被褥短,露出一段雪白,肌肉分明的小腿。烏發用一段樹枝挽在頭頂,神色明顯不耐煩,看上去既滑稽,又有股說不出的氣度。

齊昇一時無言,齊映月看不下去,不禁偏開了頭。

男子一手抓緊被褥,一手伸出來,攤開手掌,雪白的掌心裡麵,赫然躺著根碧綠的玉簪。

齊昇與齊映月對視一眼,皆神色複雜。

男子目光在兩人身上掃過,朝齊映月抬起下巴,傲然說道:“這根玉簪值不少銀子,你拿去當掉,給我買幾身衣衫回來,剩下就留著吧,我不會在你家吃白食。”

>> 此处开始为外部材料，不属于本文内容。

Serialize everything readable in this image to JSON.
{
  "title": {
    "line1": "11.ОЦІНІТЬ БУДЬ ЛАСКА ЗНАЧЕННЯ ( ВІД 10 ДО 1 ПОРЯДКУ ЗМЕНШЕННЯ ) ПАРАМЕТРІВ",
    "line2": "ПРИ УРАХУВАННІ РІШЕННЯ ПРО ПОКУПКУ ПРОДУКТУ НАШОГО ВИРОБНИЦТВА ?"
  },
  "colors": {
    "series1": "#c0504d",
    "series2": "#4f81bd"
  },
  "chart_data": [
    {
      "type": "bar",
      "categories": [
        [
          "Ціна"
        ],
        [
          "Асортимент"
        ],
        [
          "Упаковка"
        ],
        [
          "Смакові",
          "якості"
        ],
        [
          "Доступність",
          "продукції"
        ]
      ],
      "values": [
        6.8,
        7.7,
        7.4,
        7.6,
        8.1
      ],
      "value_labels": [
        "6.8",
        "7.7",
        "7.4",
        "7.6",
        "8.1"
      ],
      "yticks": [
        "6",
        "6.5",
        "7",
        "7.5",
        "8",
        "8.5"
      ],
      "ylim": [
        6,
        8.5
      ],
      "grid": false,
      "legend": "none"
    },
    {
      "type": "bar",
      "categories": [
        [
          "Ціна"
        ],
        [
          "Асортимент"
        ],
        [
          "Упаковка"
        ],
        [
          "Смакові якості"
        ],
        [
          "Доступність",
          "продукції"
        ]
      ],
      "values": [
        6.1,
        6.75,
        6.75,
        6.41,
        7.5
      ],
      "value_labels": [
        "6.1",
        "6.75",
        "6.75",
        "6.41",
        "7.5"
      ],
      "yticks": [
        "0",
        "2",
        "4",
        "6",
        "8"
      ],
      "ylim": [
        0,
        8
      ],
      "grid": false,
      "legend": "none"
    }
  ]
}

齊映月默然一瞬,說道:“既然公子能走動,不如把這根玉簪拿去當了做盤纏,早些家去吧。”

男子手停留在那裡,臉色一下變了,不由分說上前兩步,將玉簪子塞進了齊昇手中。

隨即,男子痛苦地彎下腰,搖搖晃晃似乎站立不穩,悶聲呼痛:“先前殺雞用了力氣,牽動了傷口,我得回去歇著,快些把飯做好送來!”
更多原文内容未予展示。